Frequently asked questions
Who built Insphpect?
Insphpect was built by Tom Butler as part of his Ph.D thesis at the University of Northampton.
Why PHP and not Java/Python/Ruby/etc?
PHP was chosen as a proof of concept because:
- It is open source and would have been possible to make a custom build of the PHP interpreter for the scanner if required.
- There are thousands of existing projects which could be used to test the metric.
- PHP allows easily controlling how classes are loaded via autoloaders. This enabled easier development as custom code could be easily injected into classes.
Can it scan private repositories?
This is planned for a future version, however at the moment all code that is uploaded is visible on a publicly accessible URL, as such, a complete login system with report privacy will also be required.
What is uploaded code used for?
Uploaded code is scanned and used to generate a report.
How long is code kept for?
Code is currently kept on the server to keep reports availble to view. Reports can be manually deleted by request
Should I recode my application based on the recommendations given?
Insphpect is an educational tool, it's not designed to yell at you to change your code until you get a perfect score. However, you might want to consider the suggestions when writing your next project.
Further reading: https://r.je/hazard-2-but-ive-always-done-it-this-way.
Why is it flagging [ ... ] as a bad practice?
The following bad practices are currently identified by Insphpect:
- Global Variables
- Using the new keyword in a constructor
- Setter Injection
- Static Methods
- Service Locators
Although there is always some debate on the best approach in any given case, Insphpect only scans for bad practices related to flexibility. There may be cases where performance or developer convenience are more of a concern than flexibility.
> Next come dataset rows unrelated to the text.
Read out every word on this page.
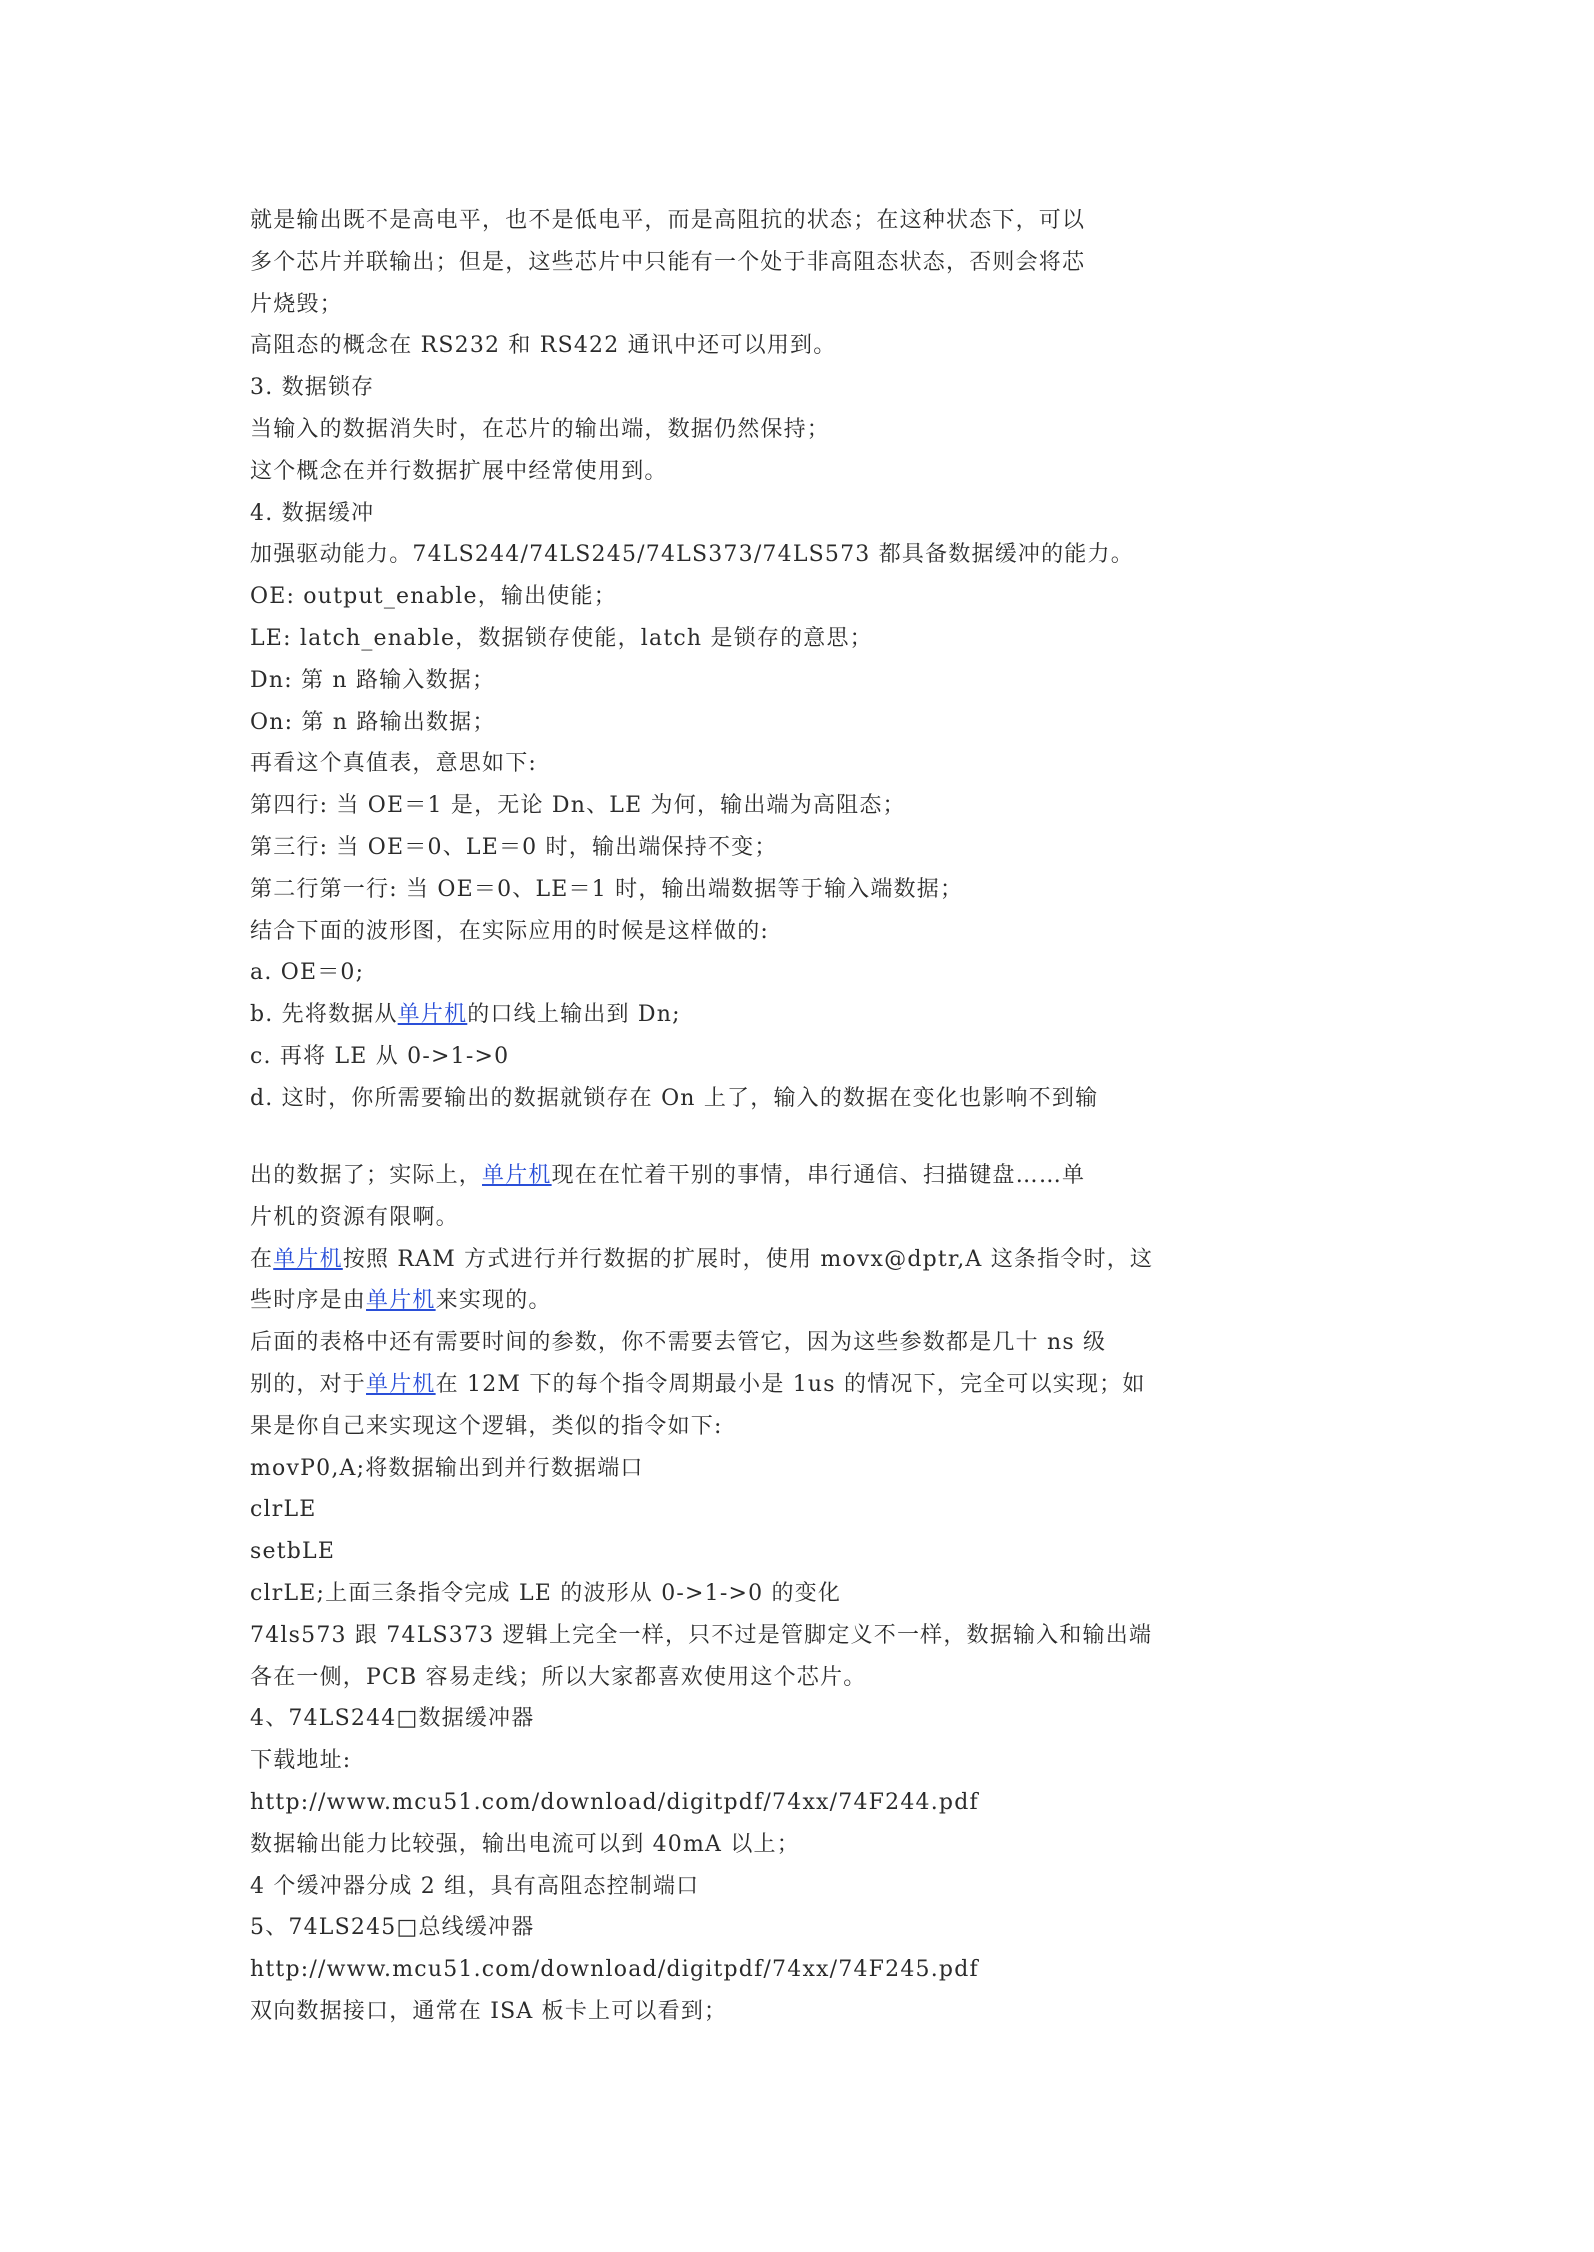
就是输出既不是高电平，也不是低电平，而是高阻抗的状态；在这种状态下，可以
多个芯片并联输出；但是，这些芯片中只能有一个处于非高阻态状态，否则会将芯
片烧毁；
高阻态的概念在 RS232 和 RS422 通讯中还可以用到。
3. 数据锁存
当输入的数据消失时，在芯片的输出端，数据仍然保持；
这个概念在并行数据扩展中经常使用到。
4. 数据缓冲
加强驱动能力。74LS244/74LS245/74LS373/74LS573 都具备数据缓冲的能力。
OE: output_enable，输出使能；
LE: latch_enable，数据锁存使能，latch 是锁存的意思；
Dn: 第 n 路输入数据；
On: 第 n 路输出数据；
再看这个真值表，意思如下:
第四行: 当 OE＝1 是，无论 Dn、LE 为何，输出端为高阻态；
第三行: 当 OE＝0、LE＝0 时，输出端保持不变；
第二行第一行: 当 OE＝0、LE＝1 时，输出端数据等于输入端数据；
结合下面的波形图，在实际应用的时候是这样做的:
a. OE＝0;
b. 先将数据从单片机的口线上输出到 Dn;
c. 再将 LE 从 0->1->0
d. 这时，你所需要输出的数据就锁存在 On 上了，输入的数据在变化也影响不到输
出的数据了；实际上，单片机现在在忙着干别的事情，串行通信、扫描键盘……单
片机的资源有限啊。
在单片机按照 RAM 方式进行并行数据的扩展时，使用 movx@dptr,A 这条指令时，这
些时序是由单片机来实现的。
后面的表格中还有需要时间的参数，你不需要去管它，因为这些参数都是几十 ns 级
别的，对于单片机在 12M 下的每个指令周期最小是 1us 的情况下，完全可以实现；如
果是你自己来实现这个逻辑，类似的指令如下:
movP0,A;将数据输出到并行数据端口
clrLE
setbLE
clrLE;上面三条指令完成 LE 的波形从 0->1->0 的变化
74ls573 跟 74LS373 逻辑上完全一样，只不过是管脚定义不一样，数据输入和输出端
各在一侧，PCB 容易走线；所以大家都喜欢使用这个芯片。
4、74LS244□数据缓冲器
下载地址:
http://www.mcu51.com/download/digitpdf/74xx/74F244.pdf
数据输出能力比较强，输出电流可以到 40mA 以上；
4 个缓冲器分成 2 组，具有高阻态控制端口
5、74LS245□总线缓冲器
http://www.mcu51.com/download/digitpdf/74xx/74F245.pdf
双向数据接口，通常在 ISA 板卡上可以看到；
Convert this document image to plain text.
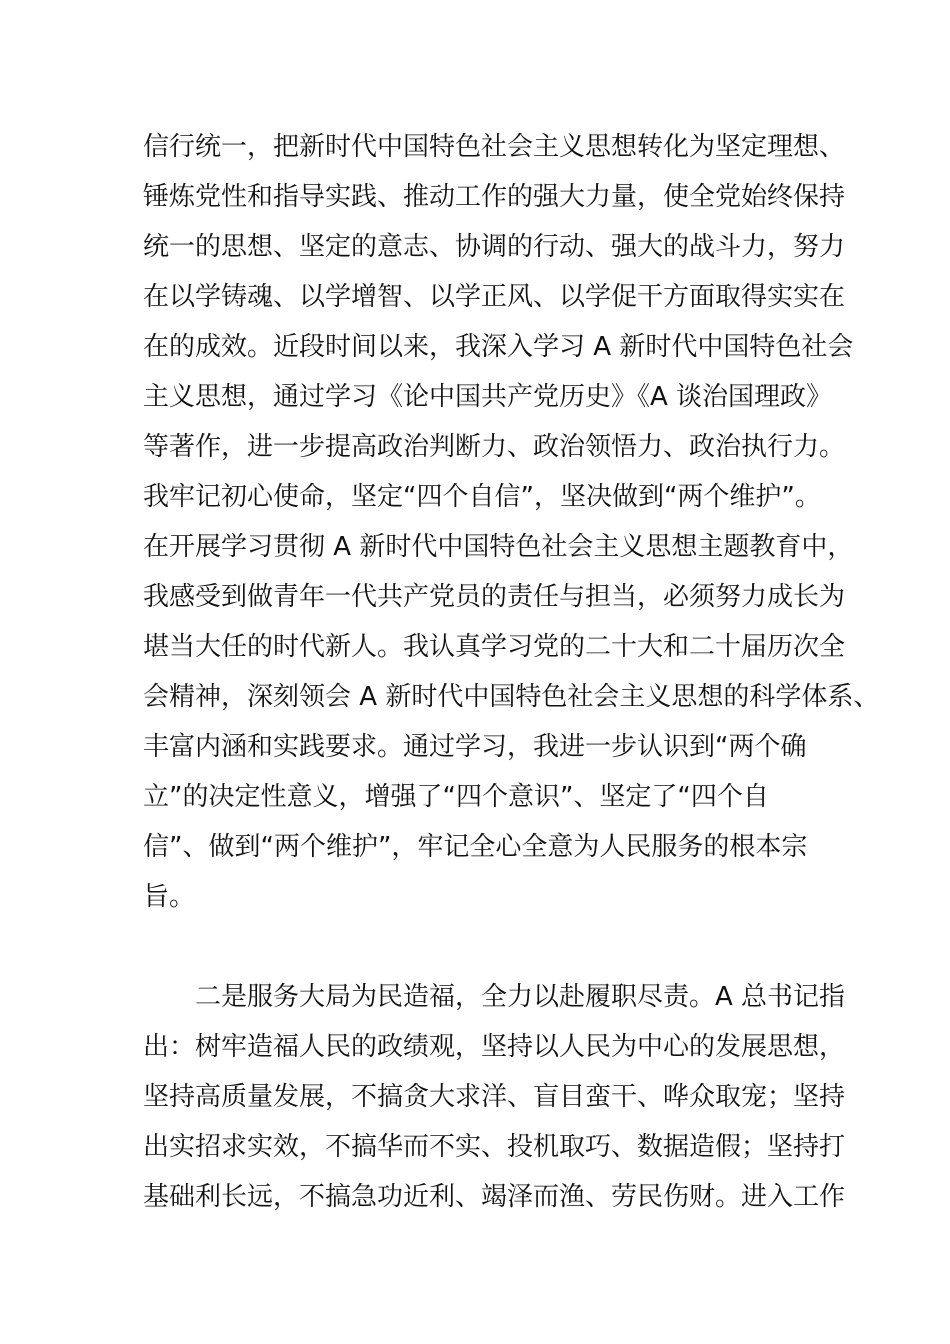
信行统一，把新时代中国特色社会主义思想转化为坚定理想、
锤炼党性和指导实践、推动工作的强大力量，使全党始终保持
统一的思想、坚定的意志、协调的行动、强大的战斗力，努力
在以学铸魂、以学增智、以学正风、以学促干方面取得实实在
在的成效。近段时间以来，我深入学习 A 新时代中国特色社会
主义思想，通过学习《论中国共产党历史》《A 谈治国理政》
等著作，进一步提高政治判断力、政治领悟力、政治执行力。
我牢记初心使命，坚定“四个自信”，坚决做到“两个维护”。
在开展学习贯彻 A 新时代中国特色社会主义思想主题教育中，
我感受到做青年一代共产党员的责任与担当，必须努力成长为
堪当大任的时代新人。我认真学习党的二十大和二十届历次全
会精神，深刻领会 A 新时代中国特色社会主义思想的科学体系、
丰富内涵和实践要求。通过学习，我进一步认识到“两个确
立”的决定性意义，增强了“四个意识”、坚定了“四个自
信”、做到“两个维护”，牢记全心全意为人民服务的根本宗
旨。
　　二是服务大局为民造福，全力以赴履职尽责。A 总书记指
出：树牢造福人民的政绩观，坚持以人民为中心的发展思想，
坚持高质量发展，不搞贪大求洋、盲目蛮干、哗众取宠；坚持
出实招求实效，不搞华而不实、投机取巧、数据造假；坚持打
基础利长远，不搞急功近利、竭泽而渔、劳民伤财。进入工作
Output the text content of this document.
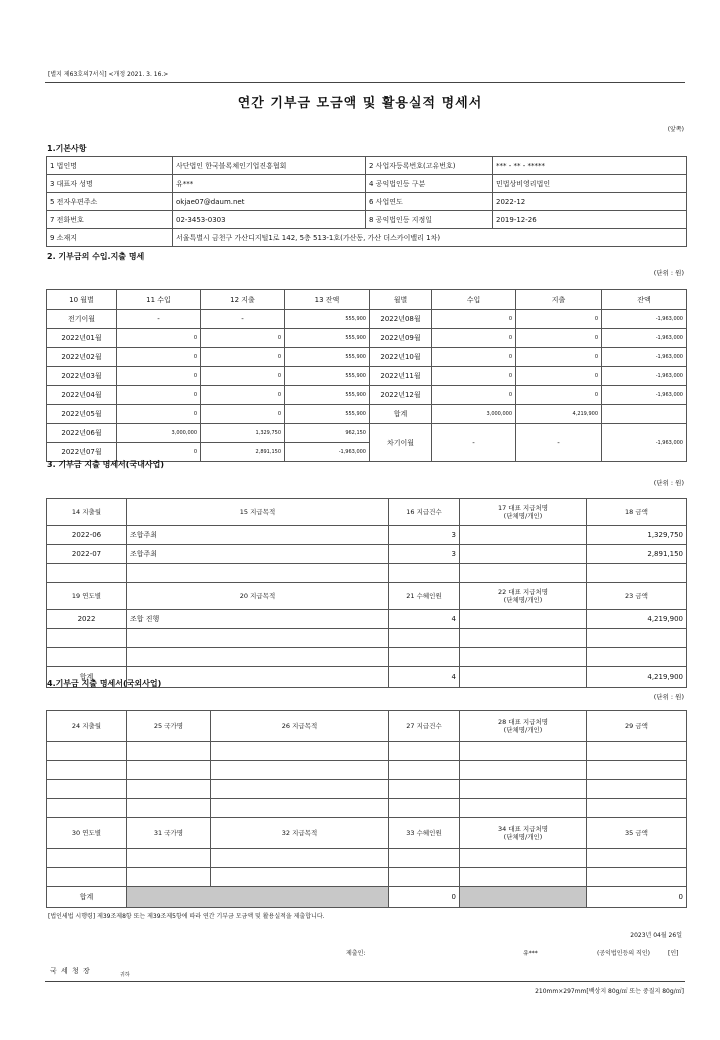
[별지 제63호의7서식] <개정 2021. 3. 16.>
연간 기부금 모금액 및 활용실적 명세서
(앞쪽)
1.기본사항
1 법인명	사단법인 한국블록체인기업진흥협회	2 사업자등록번호(고유번호)	*** - ** - *****
3 대표자 성명	유***	4 공익법인등 구분	민법상비영리법인
5 전자우편주소	okjae07@daum.net	6 사업연도	2022-12
7 전화번호	02-3453-0303	8 공익법인등 지정일	2019-12-26
9 소재지	서울특별시 금천구 가산디지털1로 142, 5층 513-1호(가산동, 가산 더스카이밸리 1차)		
2. 기부금의 수입.지출 명세
(단위 : 원)
10 월별	11 수입	12 지출	13 잔액	월별	수입	지출	잔액
전기이월	-	-	555,900	2022년08월	0	0	-1,963,000
2022년01월	0	0	555,900	2022년09월	0	0	-1,963,000
2022년02월	0	0	555,900	2022년10월	0	0	-1,963,000
2022년03월	0	0	555,900	2022년11월	0	0	-1,963,000
2022년04월	0	0	555,900	2022년12월	0	0	-1,963,000
2022년05월	0	0	555,900	합계	3,000,000	4,219,900	
2022년06월	3,000,000	1,329,750	962,150	차기이월	-	-	-1,963,000
2022년07월	0	2,891,150	-1,963,000				
3. 기부금 지출 명세서(국내사업)
(단위 : 원)
14 지출월	15 지급목적	16 지급건수	17 대표 지급처명
(단체명/개인)	18 금액
2022-06	조합주최	3		1,329,750
2022-07	조합주최	3		2,891,150

19 연도별	20 지급목적	21 수혜인원	22 대표 지급처명
(단체명/개인)	23 금액
2022	조합 진행	4		4,219,900

합계		4		4,219,900
4.기부금 지출 명세서(국외사업)
(단위 : 원)
24 지출월	25 국가명	26 지급목적	27 지급건수	28 대표 지급처명
(단체명/개인)	29 금액

30 연도별	31 국가명	32 지급목적	33 수혜인원	34 대표 지급처명
(단체명/개인)	35 금액

합계			0		0
[법인세법 시행령] 제39조제8항 또는 제39조제5항에 따라 연간 기부금 모금액 및 활용실적을 제출합니다.
2023년 04월 26일
제출인:	유***	(공익법인등의 직인)	[인]
국 세 청 장	귀하
210mm×297mm[백상지 80g/㎡ 또는 중질지 80g/㎡]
Insphpect does not attempt to second guess what your priorities are and simply outlines places where code flexibility can be improved.
The bad practices idenfied are backed up by academic research. The methdology is on the background research page.
It should be noted, that it is expected that this list will grow over time as new bad practices are identified by industry experts.
What does the score mean?
The grade given is a score between 0 and 100 where 100 means every class in the project is free of practices which hinder flexibility in your code.
A score of 0 means your classes will be very difficult to move between projects, use in isolation (without the full stack) or will be impossible to use with different configurations.
Should I try to get a 100 score?
Probably not. Insphpect calculates the flexibility of each class. Sometimes a class will never need to be used on another project or re-used with different configurations. Insphpect only tells you that it will be difficult to use the class in a different environment or with a different configuration.
In a lot of libraries there will be an entry ponit which does a lot of instantiation of other objects and is inflexible by design. However, if you have inflexibility in other locations a better design may be preferred.